In summary, this section is to determine the threat level associated with each of the identified vulnerabilities, ranking the risks according to factors such as the chances a specific attack will occur and how damaging such an attack would be to operations.

5. Apply Countermeasures. With all this information in hand, the next step is to create the plan for locking down your vulnerabilities and keeping your data secure.

A plan is put in place to mitigate the risk factors starting with high-risk vulnerabilities. All countermeasures are evaluated. The most critical part of this stage is to devise a strategy for reducing or eliminating the threat, as well as removing the threat’s access to the resource.

Countermeasures are chosen based on business priorities and resources available. Based on the risk and likelihood of exploitation.

Countermeasures must also be checked on a regular basis to ensure that they remain effective and relevant. Threats evolve, as do the tactics they employ or the weaknesses that they expose. It’s crucial to examine the countermeasures to make sure they’re still protecting critical data.

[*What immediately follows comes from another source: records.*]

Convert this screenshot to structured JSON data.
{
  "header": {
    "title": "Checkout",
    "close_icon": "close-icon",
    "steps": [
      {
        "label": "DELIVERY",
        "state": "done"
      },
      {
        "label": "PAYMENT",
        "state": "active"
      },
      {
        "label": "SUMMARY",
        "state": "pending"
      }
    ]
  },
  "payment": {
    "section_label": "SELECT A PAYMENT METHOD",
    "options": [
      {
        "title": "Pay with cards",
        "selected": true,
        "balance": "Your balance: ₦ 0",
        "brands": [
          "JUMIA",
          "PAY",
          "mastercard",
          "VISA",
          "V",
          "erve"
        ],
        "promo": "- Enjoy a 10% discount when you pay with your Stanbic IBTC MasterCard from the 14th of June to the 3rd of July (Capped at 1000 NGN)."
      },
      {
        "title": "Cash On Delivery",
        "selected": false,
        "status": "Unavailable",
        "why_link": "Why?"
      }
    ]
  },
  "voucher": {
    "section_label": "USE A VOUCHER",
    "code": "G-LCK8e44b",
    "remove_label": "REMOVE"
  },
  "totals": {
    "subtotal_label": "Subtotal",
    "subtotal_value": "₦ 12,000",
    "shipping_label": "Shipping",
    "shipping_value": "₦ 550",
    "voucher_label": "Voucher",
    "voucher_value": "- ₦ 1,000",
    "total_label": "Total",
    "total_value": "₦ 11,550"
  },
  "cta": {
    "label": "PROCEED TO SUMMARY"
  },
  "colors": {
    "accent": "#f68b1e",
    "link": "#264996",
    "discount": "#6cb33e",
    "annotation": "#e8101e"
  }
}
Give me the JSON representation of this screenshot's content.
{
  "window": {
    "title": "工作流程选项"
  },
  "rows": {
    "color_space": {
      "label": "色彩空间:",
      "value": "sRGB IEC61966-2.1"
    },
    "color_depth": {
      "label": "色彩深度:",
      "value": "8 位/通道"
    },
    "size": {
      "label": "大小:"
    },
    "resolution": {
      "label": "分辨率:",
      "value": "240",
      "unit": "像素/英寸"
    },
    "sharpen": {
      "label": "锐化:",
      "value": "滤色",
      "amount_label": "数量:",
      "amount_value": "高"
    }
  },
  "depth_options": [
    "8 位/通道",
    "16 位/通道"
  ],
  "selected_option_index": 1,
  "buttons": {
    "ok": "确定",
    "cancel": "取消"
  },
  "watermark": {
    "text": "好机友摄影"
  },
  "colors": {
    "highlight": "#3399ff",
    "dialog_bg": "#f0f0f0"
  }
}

Operations Security best practices

Following these best practises can help organisations build and implement an end-to-end operations security programme:

  • Change management techniques. When network changes are implemented, companies must implement change management practises for employees to follow.
  • Access to the device should be limited. Organizations should only enable devices that need access to their networks to do so, and network device authentication should be used.
  • Use the least privileged access method. Businesses must provide employees with the bare minimum of network, data, and resource access they require to do their jobs well. The notion of least privilege assures that systems, applications, processes, and users have only the access they require to perform their tasks.
  • Implement dual control. Companies must ensure the teams and individuals responsible for maintaining the corporate network are separate from the teams and individuals responsible for setting security policies. This approach guards against conflicts of interest and other issues.

Implement automation. People are typically the weakest links when it comes to enterprise security. Humans make errors — inadvertently or on purpose — causing data to end up in the wrong hands, overlooking or forgetting important details, and bypassing critical processes. Automation can eliminate these errors.

Maintain a disaster recovery plan. A key part of any information security defence is to plan for disaster and implement a strong incident response plan. Even the most fully functional OPSEC program must be accompanied by disaster plans identifying risks and detailing how a company will respond to cyberattacks and limit potential damages.